Pixinsight seems to tempt people into roaring mania. No, softly softly. Your first reprocess stops a tad short of what the data has to give. It looks great. The very color saturated ones take it way too far.

I think your gentle image - the one Steve liked - is lovely. I'd give it a slight boost in saturation (slight!!!!!) and bring the greens a tad towards blue. Just a tad.

Your data is great.

Olly

 

4 hours ago, ollypenrice said:

Two great bits of advice from Sara. 1) Make your own picture. 2) Learn how to look at the data to see what it needs. The second of these is my standard mantra when giving tutorials.

Regarding the stretch, Histogram Transformation, STF and moving the mid point slider left in Photoshop Levels all put a logarrithmic stretch into the data. The auto setting STF simply gives too big a stretch for keeping. It is great for finding gradients, though, because if you can tame them fairly well in a hard stretch then a real world stretch will look fine.

There is another way to stretch, however, and that is not to put in a standard log stretch but to use Curves to shape a stretch of your own. I believe PI now has a Curves option but I use Photoshop. I find the log stretch, probably with the stars masked at first, is fine for colour and very occasionally for luminance. For NB, though, I prefer a far more aggressive stretch, one which gives greater contrasts. This raised a few eyepbrows on here when I posted it but it is from either Adam Block or Ron Wodaski (not sure) and is the technique used by Tom O'Donoghue as welll. Only the first stretch would be as aggressive as this. The second would be gentler.

Ha%20First%20Curve.-L.jpg

During tutorials I often do a comparison between this kind of stretch and the 'grey point slider log stretch' and the advantage in terms of structure and contrast is usually convincing.

You can make curves for other purposes, too. Suppose you want to make a starfield background with small stars for a galaxy image: you can just use a curve to bring up the background to the level of the main image and yet keep the stars down.
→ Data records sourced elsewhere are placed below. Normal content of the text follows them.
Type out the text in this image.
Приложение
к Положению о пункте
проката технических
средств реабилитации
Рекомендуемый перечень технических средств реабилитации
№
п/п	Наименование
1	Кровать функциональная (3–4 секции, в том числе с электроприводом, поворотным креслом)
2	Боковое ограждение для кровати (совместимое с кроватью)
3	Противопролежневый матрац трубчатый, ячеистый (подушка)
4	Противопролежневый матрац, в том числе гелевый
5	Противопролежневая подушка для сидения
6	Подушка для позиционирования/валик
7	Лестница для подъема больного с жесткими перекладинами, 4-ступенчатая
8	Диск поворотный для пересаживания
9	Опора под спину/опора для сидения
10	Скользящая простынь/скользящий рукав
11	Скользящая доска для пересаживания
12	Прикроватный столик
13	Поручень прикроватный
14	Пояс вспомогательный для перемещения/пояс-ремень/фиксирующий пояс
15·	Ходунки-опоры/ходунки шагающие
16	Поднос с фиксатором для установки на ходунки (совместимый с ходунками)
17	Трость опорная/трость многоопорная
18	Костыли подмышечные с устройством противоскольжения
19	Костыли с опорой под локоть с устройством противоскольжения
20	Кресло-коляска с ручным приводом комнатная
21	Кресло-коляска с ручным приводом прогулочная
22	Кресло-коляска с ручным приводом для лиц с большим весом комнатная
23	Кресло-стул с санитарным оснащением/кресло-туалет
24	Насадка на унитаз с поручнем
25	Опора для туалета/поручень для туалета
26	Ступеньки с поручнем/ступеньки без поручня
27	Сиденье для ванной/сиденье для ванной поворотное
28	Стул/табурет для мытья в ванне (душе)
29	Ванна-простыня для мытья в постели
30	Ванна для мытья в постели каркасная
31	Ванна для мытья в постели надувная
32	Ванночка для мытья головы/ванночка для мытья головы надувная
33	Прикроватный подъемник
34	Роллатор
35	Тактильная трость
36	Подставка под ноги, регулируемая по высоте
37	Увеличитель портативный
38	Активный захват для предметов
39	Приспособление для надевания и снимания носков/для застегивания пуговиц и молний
You would then combine this with the galaxy stretch which has large stars.

starfield%20stretch-M.jpg

Personally I find processing in PI to be like trying to mend a watch while wearing boxing gloves. I'm much more at home in Ps. One big difference is that in Ps you have no need to make masks for many tasks. The problem with masks is that it is very hard to make them mask just what you want them to mask. This is important because different parts of an image often need opposite processing intervention. You might want to noise reduce (which means blur) the faint signal while sharpening parts of the bright signal. Layers and the colour selection tool make this so easy in Ps and you can use multiple iterations of the partial eraser to choose exactly where and when to apply the processing modification. You do this while seeing, in real time, what it does.

The PI approach does suit some people but I''m not convinced it's suiting you! (BTW, I do use DBE, SCNR green and sometimes LHE. I do like many aspects of PI but not the global approach.)

Olly

Thanks Olly--PI does have curves--in fact the only time I use a histogram is when I transfer the STF to the Histogram to make it permanent (non linear).  After that, I only use curves for both contrast and saturation--I never use histogram tool to modify a pic after the initial STF.   But it seems that curves in PS are more diverse than they are in PI (unless I don't know how to use them to their capacity--which is likely I suppose).  If PS did not have a monthly subscription, I would probably try it.  I do have GIMP--downloaded it one day--have never used it.  It is supposed to be Photoshopesque.  Ever hear of it?